The audience was first prompted to think of their favorite song, then to discuss with a neighbor why the song was their favorite. Students were encouraged to share their favorite songs with the rest of the audience as well as the reasons that they were their favorite.
Amado played the national anthem, as well as “Winter” by Antonio Vivaldi, asking the audience to describe what each piece meant or felt like to them.
To make sense of the first activity, Amado explained, “Music can be very personal. We may choose different pieces of music that speak to us, and even if we choose the same one [as someone else], it may not speak to us in the same kind of way.”
He said audience members’ response to the national anthem is patriotism.
“That’s because the context in which we experience the ‘Star-Spangled Banner’ is a collective context,” Amado said.
And with “Winter” the audience was in agreement that the piece felt ominous and creepy, but after reading a poem that the composer created for the piece, students’ views on the piece shifted.
Amado read a quote by Christopher Small that explains how music isn’t a physical thing.
“We have this word music that makes us think it’s a noun, [which], in fact, it’s not a thing.

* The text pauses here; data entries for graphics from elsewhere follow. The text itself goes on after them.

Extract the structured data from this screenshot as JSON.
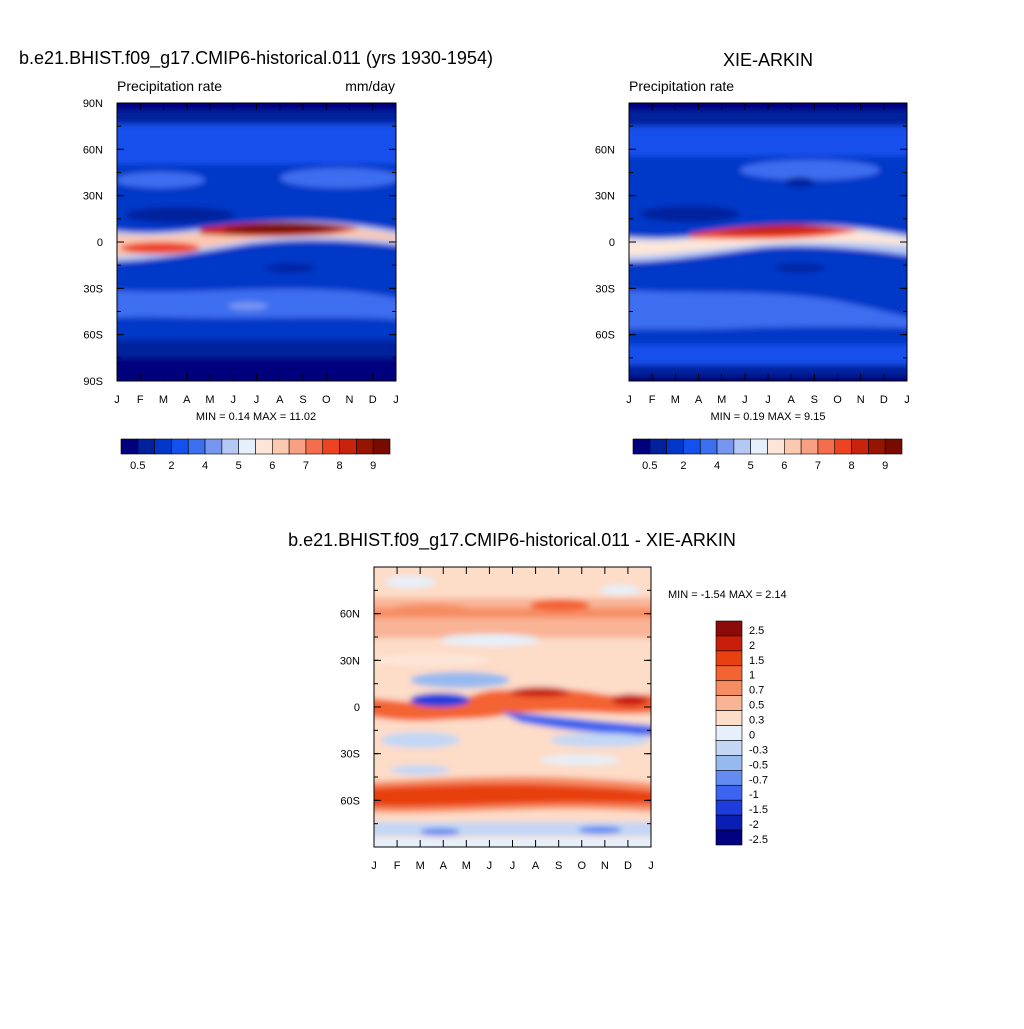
{
  "chart_data": [
    {
      "type": "heatmap",
      "title": "b.e21.BHIST.f09_g17.CMIP6-historical.011 (yrs 1930-1954)",
      "subtitle_left": "Precipitation rate",
      "subtitle_right": "mm/day",
      "x_ticks": [
        "J",
        "F",
        "M",
        "A",
        "M",
        "J",
        "J",
        "A",
        "S",
        "O",
        "N",
        "D",
        "J"
      ],
      "y_ticks": [
        "90N",
        "60N",
        "30N",
        "0",
        "30S",
        "60S",
        "90S"
      ],
      "ylim": [
        -90,
        90
      ],
      "stats": "MIN =   0.14 MAX =  11.02",
      "min": 0.14,
      "max": 11.02,
      "levels": [
        "0.5",
        "2",
        "4",
        "5",
        "6",
        "7",
        "8",
        "9"
      ],
      "colormap": [
        "#00007f",
        "#00209c",
        "#0037c8",
        "#1450ec",
        "#3c6ef0",
        "#7896f0",
        "#b4c8f5",
        "#e6f0fa",
        "#fde6d8",
        "#fcc8b0",
        "#f9a082",
        "#f56e4c",
        "#ee4321",
        "#c8230f",
        "#961400",
        "#780a00"
      ]
    },
    {
      "type": "heatmap",
      "title": "XIE-ARKIN",
      "subtitle_left": "Precipitation rate",
      "x_ticks": [
        "J",
        "F",
        "M",
        "A",
        "M",
        "J",
        "J",
        "A",
        "S",
        "O",
        "N",
        "D",
        "J"
      ],
      "y_ticks": [
        "60N",
        "30N",
        "0",
        "30S",
        "60S"
      ],
      "stats": "MIN =   0.19 MAX =   9.15",
      "min": 0.19,
      "max": 9.15,
      "levels": [
        "0.5",
        "2",
        "4",
        "5",
        "6",
        "7",
        "8",
        "9"
      ]
    },
    {
      "type": "heatmap",
      "title": "b.e21.BHIST.f09_g17.CMIP6-historical.011 - XIE-ARKIN",
      "x_ticks": [
        "J",
        "F",
        "M",
        "A",
        "M",
        "J",
        "J",
        "A",
        "S",
        "O",
        "N",
        "D",
        "J"
      ],
      "y_ticks": [
        "60N",
        "30N",
        "0",
        "30S",
        "60S"
      ],
      "stats": "MIN =  -1.54 MAX =   2.14",
      "min": -1.54,
      "max": 2.14,
      "levels": [
        "2.5",
        "2",
        "1.5",
        "1",
        "0.7",
        "0.5",
        "0.3",
        "0",
        "-0.3",
        "-0.5",
        "-0.7",
        "-1",
        "-1.5",
        "-2",
        "-2.5"
      ],
      "colormap": [
        "#8b0a0a",
        "#c81e0a",
        "#e8400f",
        "#f46432",
        "#f68c62",
        "#f9b496",
        "#fddcc8",
        "#e6f0fa",
        "#c3d7f5",
        "#96b9f0",
        "#648cf0",
        "#3c64f0",
        "#1e3cdc",
        "#0a1eb4",
        "#000080"
      ]
    }
  ]
}
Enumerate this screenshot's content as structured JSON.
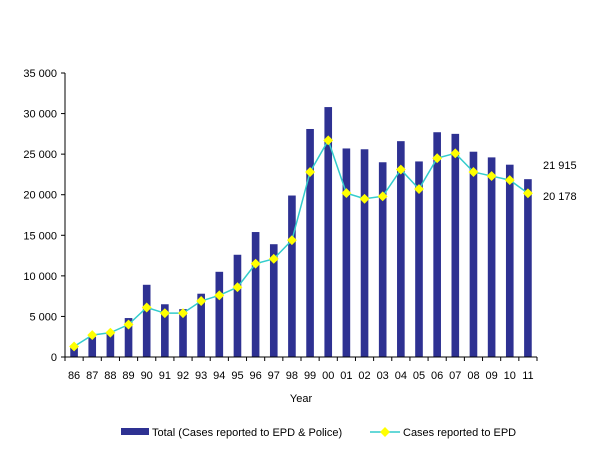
{
  "chart_data": {
    "type": "bar",
    "categories": [
      "86",
      "87",
      "88",
      "89",
      "90",
      "91",
      "92",
      "93",
      "94",
      "95",
      "96",
      "97",
      "98",
      "99",
      "00",
      "01",
      "02",
      "03",
      "04",
      "05",
      "06",
      "07",
      "08",
      "09",
      "10",
      "11"
    ],
    "series": [
      {
        "name": "Total (Cases reported to EPD & Police)",
        "type": "bar",
        "color": "#2E3192",
        "values": [
          1400,
          2500,
          3000,
          4800,
          8900,
          6500,
          5900,
          7800,
          10500,
          12600,
          15400,
          13900,
          19900,
          28100,
          30800,
          25700,
          25600,
          24000,
          26600,
          24100,
          27700,
          27500,
          25300,
          24600,
          23700,
          21915
        ]
      },
      {
        "name": "Cases reported to EPD",
        "type": "line",
        "color": "#33CCCC",
        "marker_color": "#FFFF00",
        "values": [
          1300,
          2700,
          3000,
          4000,
          6100,
          5400,
          5400,
          6900,
          7600,
          8600,
          11500,
          12100,
          14400,
          22800,
          26700,
          20200,
          19500,
          19800,
          23100,
          20700,
          24500,
          25100,
          22800,
          22300,
          21800,
          20178
        ]
      }
    ],
    "title": "",
    "xlabel": "Year",
    "ylabel": "",
    "ylim": [
      0,
      35000
    ],
    "yticks": [
      "0",
      "5 000",
      "10 000",
      "15 000",
      "20 000",
      "25 000",
      "30 000",
      "35 000"
    ],
    "end_labels": {
      "total": "21 915",
      "epd": "20 178"
    },
    "legend": {
      "position": "bottom",
      "items": [
        "Total (Cases reported to EPD & Police)",
        "Cases reported to EPD"
      ]
    },
    "grid": false
  }
}
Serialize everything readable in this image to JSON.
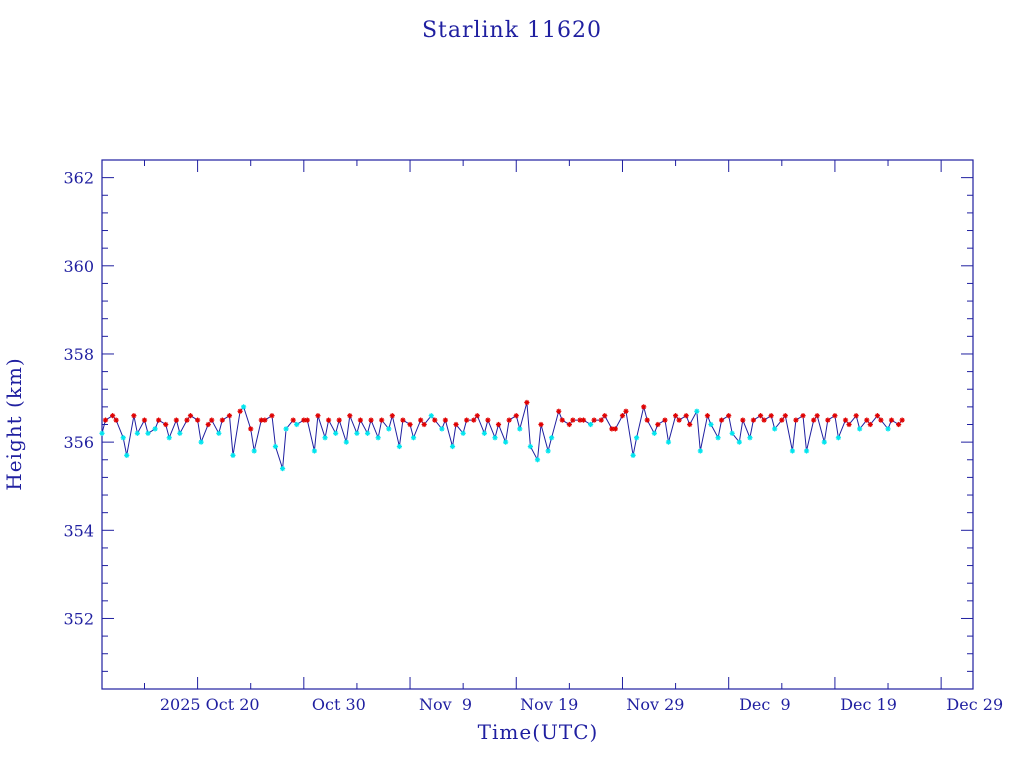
{
  "chart_data": {
    "type": "line",
    "title": "Starlink 11620",
    "xlabel": "Time(UTC)",
    "ylabel": "Height (km)",
    "x_ticks": [
      "2025 Oct 20",
      "Oct 30",
      "Nov  9",
      "Nov 19",
      "Nov 29",
      "Dec  9",
      "Dec 19",
      "Dec 29"
    ],
    "y_ticks": [
      "352",
      "354",
      "356",
      "358",
      "360",
      "362"
    ],
    "xlim": [
      "2025-10-11",
      "2026-01-01"
    ],
    "ylim": [
      350.4,
      362.4
    ],
    "colors": {
      "axis": "#1f1fa0",
      "line": "#1f1fa0",
      "red_marker": "#e00000",
      "cyan_marker": "#00e5ee"
    },
    "series": [
      {
        "marker": "star",
        "points": [
          [
            "2025-10-11",
            356.2,
            "cyan"
          ],
          [
            "2025-10-11",
            356.5,
            "red"
          ],
          [
            "2025-10-12",
            356.6,
            "red"
          ],
          [
            "2025-10-12",
            356.5,
            "red"
          ],
          [
            "2025-10-13",
            356.1,
            "cyan"
          ],
          [
            "2025-10-13",
            355.7,
            "cyan"
          ],
          [
            "2025-10-14",
            356.6,
            "red"
          ],
          [
            "2025-10-14",
            356.2,
            "cyan"
          ],
          [
            "2025-10-15",
            356.5,
            "red"
          ],
          [
            "2025-10-15",
            356.2,
            "cyan"
          ],
          [
            "2025-10-16",
            356.3,
            "cyan"
          ],
          [
            "2025-10-16",
            356.5,
            "red"
          ],
          [
            "2025-10-17",
            356.4,
            "red"
          ],
          [
            "2025-10-17",
            356.1,
            "cyan"
          ],
          [
            "2025-10-18",
            356.5,
            "red"
          ],
          [
            "2025-10-18",
            356.2,
            "cyan"
          ],
          [
            "2025-10-19",
            356.5,
            "red"
          ],
          [
            "2025-10-19",
            356.6,
            "red"
          ],
          [
            "2025-10-20",
            356.5,
            "red"
          ],
          [
            "2025-10-20",
            356.0,
            "cyan"
          ],
          [
            "2025-10-21",
            356.4,
            "red"
          ],
          [
            "2025-10-21",
            356.5,
            "red"
          ],
          [
            "2025-10-22",
            356.2,
            "cyan"
          ],
          [
            "2025-10-22",
            356.5,
            "red"
          ],
          [
            "2025-10-23",
            356.6,
            "red"
          ],
          [
            "2025-10-23",
            355.7,
            "cyan"
          ],
          [
            "2025-10-24",
            356.7,
            "red"
          ],
          [
            "2025-10-24",
            356.8,
            "cyan"
          ],
          [
            "2025-10-25",
            356.3,
            "red"
          ],
          [
            "2025-10-25",
            355.8,
            "cyan"
          ],
          [
            "2025-10-26",
            356.5,
            "red"
          ],
          [
            "2025-10-26",
            356.5,
            "red"
          ],
          [
            "2025-10-27",
            356.6,
            "red"
          ],
          [
            "2025-10-27",
            355.9,
            "cyan"
          ],
          [
            "2025-10-28",
            355.4,
            "cyan"
          ],
          [
            "2025-10-28",
            356.3,
            "cyan"
          ],
          [
            "2025-10-29",
            356.5,
            "red"
          ],
          [
            "2025-10-29",
            356.4,
            "cyan"
          ],
          [
            "2025-10-30",
            356.5,
            "red"
          ],
          [
            "2025-10-30",
            356.5,
            "red"
          ],
          [
            "2025-10-31",
            355.8,
            "cyan"
          ],
          [
            "2025-10-31",
            356.6,
            "red"
          ],
          [
            "2025-11-01",
            356.1,
            "cyan"
          ],
          [
            "2025-11-01",
            356.5,
            "red"
          ],
          [
            "2025-11-02",
            356.2,
            "cyan"
          ],
          [
            "2025-11-02",
            356.5,
            "red"
          ],
          [
            "2025-11-03",
            356.0,
            "cyan"
          ],
          [
            "2025-11-03",
            356.6,
            "red"
          ],
          [
            "2025-11-04",
            356.2,
            "cyan"
          ],
          [
            "2025-11-04",
            356.5,
            "red"
          ],
          [
            "2025-11-05",
            356.2,
            "cyan"
          ],
          [
            "2025-11-05",
            356.5,
            "red"
          ],
          [
            "2025-11-06",
            356.1,
            "cyan"
          ],
          [
            "2025-11-06",
            356.5,
            "red"
          ],
          [
            "2025-11-07",
            356.3,
            "cyan"
          ],
          [
            "2025-11-07",
            356.6,
            "red"
          ],
          [
            "2025-11-08",
            355.9,
            "cyan"
          ],
          [
            "2025-11-08",
            356.5,
            "red"
          ],
          [
            "2025-11-09",
            356.4,
            "red"
          ],
          [
            "2025-11-09",
            356.1,
            "cyan"
          ],
          [
            "2025-11-10",
            356.5,
            "red"
          ],
          [
            "2025-11-10",
            356.4,
            "red"
          ],
          [
            "2025-11-11",
            356.6,
            "cyan"
          ],
          [
            "2025-11-11",
            356.5,
            "red"
          ],
          [
            "2025-11-12",
            356.3,
            "cyan"
          ],
          [
            "2025-11-12",
            356.5,
            "red"
          ],
          [
            "2025-11-13",
            355.9,
            "cyan"
          ],
          [
            "2025-11-13",
            356.4,
            "red"
          ],
          [
            "2025-11-14",
            356.2,
            "cyan"
          ],
          [
            "2025-11-14",
            356.5,
            "red"
          ],
          [
            "2025-11-15",
            356.5,
            "red"
          ],
          [
            "2025-11-15",
            356.6,
            "red"
          ],
          [
            "2025-11-16",
            356.2,
            "cyan"
          ],
          [
            "2025-11-16",
            356.5,
            "red"
          ],
          [
            "2025-11-17",
            356.1,
            "cyan"
          ],
          [
            "2025-11-17",
            356.4,
            "red"
          ],
          [
            "2025-11-18",
            356.0,
            "cyan"
          ],
          [
            "2025-11-18",
            356.5,
            "red"
          ],
          [
            "2025-11-19",
            356.6,
            "red"
          ],
          [
            "2025-11-19",
            356.3,
            "cyan"
          ],
          [
            "2025-11-20",
            356.9,
            "red"
          ],
          [
            "2025-11-20",
            355.9,
            "cyan"
          ],
          [
            "2025-11-21",
            355.6,
            "cyan"
          ],
          [
            "2025-11-21",
            356.4,
            "red"
          ],
          [
            "2025-11-22",
            355.8,
            "cyan"
          ],
          [
            "2025-11-22",
            356.1,
            "cyan"
          ],
          [
            "2025-11-23",
            356.7,
            "red"
          ],
          [
            "2025-11-23",
            356.5,
            "red"
          ],
          [
            "2025-11-24",
            356.4,
            "red"
          ],
          [
            "2025-11-24",
            356.5,
            "red"
          ],
          [
            "2025-11-25",
            356.5,
            "red"
          ],
          [
            "2025-11-25",
            356.5,
            "red"
          ],
          [
            "2025-11-26",
            356.4,
            "cyan"
          ],
          [
            "2025-11-26",
            356.5,
            "red"
          ],
          [
            "2025-11-27",
            356.5,
            "red"
          ],
          [
            "2025-11-27",
            356.6,
            "red"
          ],
          [
            "2025-11-28",
            356.3,
            "red"
          ],
          [
            "2025-11-28",
            356.3,
            "red"
          ],
          [
            "2025-11-29",
            356.6,
            "red"
          ],
          [
            "2025-11-29",
            356.7,
            "red"
          ],
          [
            "2025-11-30",
            355.7,
            "cyan"
          ],
          [
            "2025-11-30",
            356.1,
            "cyan"
          ],
          [
            "2025-12-01",
            356.8,
            "red"
          ],
          [
            "2025-12-01",
            356.5,
            "red"
          ],
          [
            "2025-12-02",
            356.2,
            "cyan"
          ],
          [
            "2025-12-02",
            356.4,
            "red"
          ],
          [
            "2025-12-03",
            356.5,
            "red"
          ],
          [
            "2025-12-03",
            356.0,
            "cyan"
          ],
          [
            "2025-12-04",
            356.6,
            "red"
          ],
          [
            "2025-12-04",
            356.5,
            "red"
          ],
          [
            "2025-12-05",
            356.6,
            "red"
          ],
          [
            "2025-12-05",
            356.4,
            "red"
          ],
          [
            "2025-12-06",
            356.7,
            "cyan"
          ],
          [
            "2025-12-06",
            355.8,
            "cyan"
          ],
          [
            "2025-12-07",
            356.6,
            "red"
          ],
          [
            "2025-12-07",
            356.4,
            "cyan"
          ],
          [
            "2025-12-08",
            356.1,
            "cyan"
          ],
          [
            "2025-12-08",
            356.5,
            "red"
          ],
          [
            "2025-12-09",
            356.6,
            "red"
          ],
          [
            "2025-12-09",
            356.2,
            "cyan"
          ],
          [
            "2025-12-10",
            356.0,
            "cyan"
          ],
          [
            "2025-12-10",
            356.5,
            "red"
          ],
          [
            "2025-12-11",
            356.1,
            "cyan"
          ],
          [
            "2025-12-11",
            356.5,
            "red"
          ],
          [
            "2025-12-12",
            356.6,
            "red"
          ],
          [
            "2025-12-12",
            356.5,
            "red"
          ],
          [
            "2025-12-13",
            356.6,
            "red"
          ],
          [
            "2025-12-13",
            356.3,
            "cyan"
          ],
          [
            "2025-12-14",
            356.5,
            "red"
          ],
          [
            "2025-12-14",
            356.6,
            "red"
          ],
          [
            "2025-12-15",
            355.8,
            "cyan"
          ],
          [
            "2025-12-15",
            356.5,
            "red"
          ],
          [
            "2025-12-16",
            356.6,
            "red"
          ],
          [
            "2025-12-16",
            355.8,
            "cyan"
          ],
          [
            "2025-12-17",
            356.5,
            "red"
          ],
          [
            "2025-12-17",
            356.6,
            "red"
          ],
          [
            "2025-12-18",
            356.0,
            "cyan"
          ],
          [
            "2025-12-18",
            356.5,
            "red"
          ],
          [
            "2025-12-19",
            356.6,
            "red"
          ],
          [
            "2025-12-19",
            356.1,
            "cyan"
          ],
          [
            "2025-12-20",
            356.5,
            "red"
          ],
          [
            "2025-12-20",
            356.4,
            "red"
          ],
          [
            "2025-12-21",
            356.6,
            "red"
          ],
          [
            "2025-12-21",
            356.3,
            "cyan"
          ],
          [
            "2025-12-22",
            356.5,
            "red"
          ],
          [
            "2025-12-22",
            356.4,
            "red"
          ],
          [
            "2025-12-23",
            356.6,
            "red"
          ],
          [
            "2025-12-23",
            356.5,
            "red"
          ],
          [
            "2025-12-24",
            356.3,
            "cyan"
          ],
          [
            "2025-12-24",
            356.5,
            "red"
          ],
          [
            "2025-12-25",
            356.4,
            "red"
          ],
          [
            "2025-12-25",
            356.5,
            "red"
          ]
        ]
      }
    ]
  }
}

It’s something we do,” he said.
During the question-and-answer portion of the event, discussion quickly turned to what the piece “4’33” by John Cage means.
Some students argued that it was a form of commentary on how music was perceived, others believed that the piece was just nonsense created by an eccentric composer.
Asked what his favorite song was, Amado replied: “I don’t think I have a clear answer to that question because I think my music taste is very situational and sort of conditioned to a certain context.”